Storia di Federica F. raccolta da Daniela Granieri
«Tra un mese parto. È deciso». Me lo dici così, senza alzare gli occhi. Le braccia incrociate sul petto dichiarano che stai sulla difensiva. E non mi guardi. Eppure te l’ho detto che non piangerò, che non mi strapperò i capelli e non mi produrrò in scene isteriche.
«Ok» rispondo, fissando un punto indefinito che si trova tra la poltrona e il tavolino da fumo. Sei stupito. Non mi credevi capace di tale distacco. E sei sollevato al pensiero che non ti creerò problemi e non ti farò venire i sensi di colpa. Sorridi quasi, adesso, mentre io vorrei solo vederti strisciare ai miei piedi, da verme che sei. Voglio stupirti ancora di più, e voglio che tu sparisca dalla mia vista e dalla mia vita il prima possibile: «Comincia a preparare le tue cose, Franco». Il mio sorriso si allarga, di fronte alla tua espressione.
«Adesso?» mi dici: «Ma è presto Federica, manca un mese». La rabbia sale dallo stomaco alla gola, come un’onda cattiva, e stringe forte. Ma mi impongo di non fare scenate: «Non pensavi certo di stare qui nel frattempo, spero». Lo so che non avevi nemmeno preso in considerazione la possibilità che ti mandassi via, dato che sono cinque anni che vai e vieni a tuo piacimento, e mi hai sempre trovata ad aspettarti come una perfetta scema.

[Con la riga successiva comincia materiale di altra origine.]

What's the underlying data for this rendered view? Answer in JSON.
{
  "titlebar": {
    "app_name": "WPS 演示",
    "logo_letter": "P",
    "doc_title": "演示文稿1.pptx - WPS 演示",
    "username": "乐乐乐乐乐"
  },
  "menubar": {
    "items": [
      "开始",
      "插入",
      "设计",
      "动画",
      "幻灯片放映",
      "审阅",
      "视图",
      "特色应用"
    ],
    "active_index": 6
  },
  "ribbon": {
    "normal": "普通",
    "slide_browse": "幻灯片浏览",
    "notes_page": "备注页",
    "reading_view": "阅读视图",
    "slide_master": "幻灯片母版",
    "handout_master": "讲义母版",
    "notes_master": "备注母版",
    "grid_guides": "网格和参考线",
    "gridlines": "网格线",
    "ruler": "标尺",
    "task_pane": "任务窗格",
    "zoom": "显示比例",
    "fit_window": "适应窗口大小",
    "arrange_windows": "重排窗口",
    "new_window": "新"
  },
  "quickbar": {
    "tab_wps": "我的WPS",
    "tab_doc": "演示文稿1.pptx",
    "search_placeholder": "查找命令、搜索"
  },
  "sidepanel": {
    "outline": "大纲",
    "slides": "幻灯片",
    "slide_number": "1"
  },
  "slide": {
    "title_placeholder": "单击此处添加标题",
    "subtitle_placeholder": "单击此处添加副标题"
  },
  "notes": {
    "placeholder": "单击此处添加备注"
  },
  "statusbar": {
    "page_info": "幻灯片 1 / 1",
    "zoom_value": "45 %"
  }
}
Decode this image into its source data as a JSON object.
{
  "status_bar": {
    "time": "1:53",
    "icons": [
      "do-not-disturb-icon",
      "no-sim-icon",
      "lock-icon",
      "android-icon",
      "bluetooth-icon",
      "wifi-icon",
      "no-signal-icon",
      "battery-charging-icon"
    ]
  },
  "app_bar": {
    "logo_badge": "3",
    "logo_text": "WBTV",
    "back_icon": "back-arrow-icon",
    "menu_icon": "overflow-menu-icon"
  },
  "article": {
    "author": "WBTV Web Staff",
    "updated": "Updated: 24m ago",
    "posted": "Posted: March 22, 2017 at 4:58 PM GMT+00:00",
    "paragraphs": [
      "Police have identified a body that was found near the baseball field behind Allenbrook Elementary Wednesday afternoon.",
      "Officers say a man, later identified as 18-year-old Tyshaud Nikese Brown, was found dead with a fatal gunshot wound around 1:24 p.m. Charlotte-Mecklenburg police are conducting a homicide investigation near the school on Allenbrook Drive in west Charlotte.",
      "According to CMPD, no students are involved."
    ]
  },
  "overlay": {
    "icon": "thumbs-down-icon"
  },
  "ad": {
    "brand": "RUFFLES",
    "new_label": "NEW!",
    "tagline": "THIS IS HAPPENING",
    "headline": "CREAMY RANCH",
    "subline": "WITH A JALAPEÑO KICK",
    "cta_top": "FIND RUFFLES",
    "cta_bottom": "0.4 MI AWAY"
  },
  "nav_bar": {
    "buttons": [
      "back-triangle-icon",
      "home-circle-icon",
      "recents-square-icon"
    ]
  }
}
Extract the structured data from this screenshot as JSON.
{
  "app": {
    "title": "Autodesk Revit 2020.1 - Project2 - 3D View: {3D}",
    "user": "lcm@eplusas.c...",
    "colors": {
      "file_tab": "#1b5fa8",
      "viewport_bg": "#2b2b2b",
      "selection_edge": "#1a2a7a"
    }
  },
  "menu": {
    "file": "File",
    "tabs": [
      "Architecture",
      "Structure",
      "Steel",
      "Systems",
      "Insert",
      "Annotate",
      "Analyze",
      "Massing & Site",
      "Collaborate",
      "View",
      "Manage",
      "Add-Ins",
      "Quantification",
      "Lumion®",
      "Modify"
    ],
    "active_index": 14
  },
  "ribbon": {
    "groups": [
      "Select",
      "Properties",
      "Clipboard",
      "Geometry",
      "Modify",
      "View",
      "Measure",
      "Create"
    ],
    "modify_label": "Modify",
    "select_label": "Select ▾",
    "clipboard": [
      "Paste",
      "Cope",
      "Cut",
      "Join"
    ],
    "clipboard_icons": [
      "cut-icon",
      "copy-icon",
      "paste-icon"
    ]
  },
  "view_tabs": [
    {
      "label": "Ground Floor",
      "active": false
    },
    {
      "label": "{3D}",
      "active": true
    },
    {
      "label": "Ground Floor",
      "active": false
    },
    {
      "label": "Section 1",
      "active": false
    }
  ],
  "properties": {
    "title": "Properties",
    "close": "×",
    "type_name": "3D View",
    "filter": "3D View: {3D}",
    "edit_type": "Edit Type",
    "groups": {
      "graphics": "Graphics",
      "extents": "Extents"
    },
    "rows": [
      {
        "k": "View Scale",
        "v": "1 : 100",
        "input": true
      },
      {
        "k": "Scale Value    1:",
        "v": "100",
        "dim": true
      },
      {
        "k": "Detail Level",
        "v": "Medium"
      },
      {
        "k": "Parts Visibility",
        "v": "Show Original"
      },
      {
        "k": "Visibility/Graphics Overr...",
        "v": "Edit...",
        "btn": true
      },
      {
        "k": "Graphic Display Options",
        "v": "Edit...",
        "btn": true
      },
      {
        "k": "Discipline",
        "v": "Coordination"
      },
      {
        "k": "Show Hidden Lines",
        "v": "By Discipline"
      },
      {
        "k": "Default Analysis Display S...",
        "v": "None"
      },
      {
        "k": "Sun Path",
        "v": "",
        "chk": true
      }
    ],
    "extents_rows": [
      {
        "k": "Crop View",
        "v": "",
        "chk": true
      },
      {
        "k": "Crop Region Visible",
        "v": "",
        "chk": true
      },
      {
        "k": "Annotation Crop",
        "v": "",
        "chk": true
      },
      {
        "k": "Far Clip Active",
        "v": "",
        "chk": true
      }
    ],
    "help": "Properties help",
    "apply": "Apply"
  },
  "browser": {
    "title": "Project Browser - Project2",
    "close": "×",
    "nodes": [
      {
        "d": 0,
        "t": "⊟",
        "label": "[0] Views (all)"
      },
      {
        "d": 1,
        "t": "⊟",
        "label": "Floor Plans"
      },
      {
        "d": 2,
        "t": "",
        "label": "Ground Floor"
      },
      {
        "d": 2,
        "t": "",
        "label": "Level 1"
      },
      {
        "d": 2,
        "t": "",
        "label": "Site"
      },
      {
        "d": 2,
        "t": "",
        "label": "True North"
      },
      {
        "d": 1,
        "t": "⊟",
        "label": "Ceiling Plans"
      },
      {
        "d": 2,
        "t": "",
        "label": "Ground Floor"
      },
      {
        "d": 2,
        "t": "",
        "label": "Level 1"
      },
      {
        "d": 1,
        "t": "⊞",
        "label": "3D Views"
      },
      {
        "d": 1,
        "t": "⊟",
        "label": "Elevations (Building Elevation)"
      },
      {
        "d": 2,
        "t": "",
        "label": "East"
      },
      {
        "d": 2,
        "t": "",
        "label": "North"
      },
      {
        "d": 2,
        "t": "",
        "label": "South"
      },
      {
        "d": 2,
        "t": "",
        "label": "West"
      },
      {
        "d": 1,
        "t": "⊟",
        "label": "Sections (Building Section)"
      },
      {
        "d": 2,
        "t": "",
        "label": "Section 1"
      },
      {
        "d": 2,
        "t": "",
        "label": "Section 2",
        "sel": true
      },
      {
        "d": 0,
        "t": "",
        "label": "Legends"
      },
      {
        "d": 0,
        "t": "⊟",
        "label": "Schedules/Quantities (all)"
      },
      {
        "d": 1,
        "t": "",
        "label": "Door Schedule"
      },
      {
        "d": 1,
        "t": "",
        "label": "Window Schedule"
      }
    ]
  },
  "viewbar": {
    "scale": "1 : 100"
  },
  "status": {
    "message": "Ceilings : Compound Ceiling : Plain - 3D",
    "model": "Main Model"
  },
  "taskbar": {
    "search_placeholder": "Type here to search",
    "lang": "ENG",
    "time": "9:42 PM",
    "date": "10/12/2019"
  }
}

«Veramente, sì. Pensavo di trascorrere insieme questi giorni, prima che io…».
Prima che tu voli dall’altra parte del mondo, dove un’altra vita ti aspetta. Un lavoro, una casa. Una donna. Chissà, forse anche un figlio. Visto che con te non si sa mai. «Mi sembra davvero fuori discussione Franco. Tra te e me è finita. Da qui te ne vai. E velocemente». Il mio tono non ammette repliche e Franco non ha alcun appiglio da afferrare.
«Se questo è quello che vuoi». E risentito mi gira le spalle e sale le scale che portano alle camere.
Sento un trambusto al piano di sopra. Cassetti aperti e richiusi con forza, sportelli sbattuti. Immobile, aspetto. Passerà. Tutto passa nella vita. I minuti scivolano, scanditi dal ticchettio assordante dell’orologio a pendolo che mi regalasti tu. Lo butterò. Butterò ogni cosa che mi ricordi il tuo passaggio nella mia vita. Hai preparato un borsone e una valigia. Le cose necessarie per liberarmi della tua presenza. Hai un ghigno spiacevole mentre lo dici, vorresti addossarmi colpe che non ho. Non raccolgo la provocazione e gentilmente, Dio solo sa quanto mi costa, ti invito a uscire dalla porta che ho appena spalancato. Nessun abbraccio di commiato, nessun bacio. Mille rimpianti e mille rimorsi. Non ti guardo salire in auto, rimango immobile, appoggiata allo stipite del portone, attendendo che il rombo del motore si allontani. Silenzio. La casa è vuota. Tiro un sospiro. Sollievo, delusione, dolore. Ho bisogno di una doccia, di dormire, di uscire. Di fare qualcosa che ammortizzi un po’ il male che sento. Lo specchio mi rimanda un’immagine di me troppo magra, i capelli lunghi cadono in ciocche attorno al viso pallido, dove le occhiaie spiccano come una maschera mal riuscita. Mi compiango un po’: «Povera Federica, l’unico errore che hai fatto è stato quello di innamorarti di un grande egoista, un ragazzino superficiale, uno che pensava a sé, poi a sé, e infine a sé. Povera illusa. E tu che gli hai dato tutto, hai sopportato le sue assenze, le sue bugie, i suoi tradimenti in cambio di una carezza ogni tanto. Come un cucciolo affamato».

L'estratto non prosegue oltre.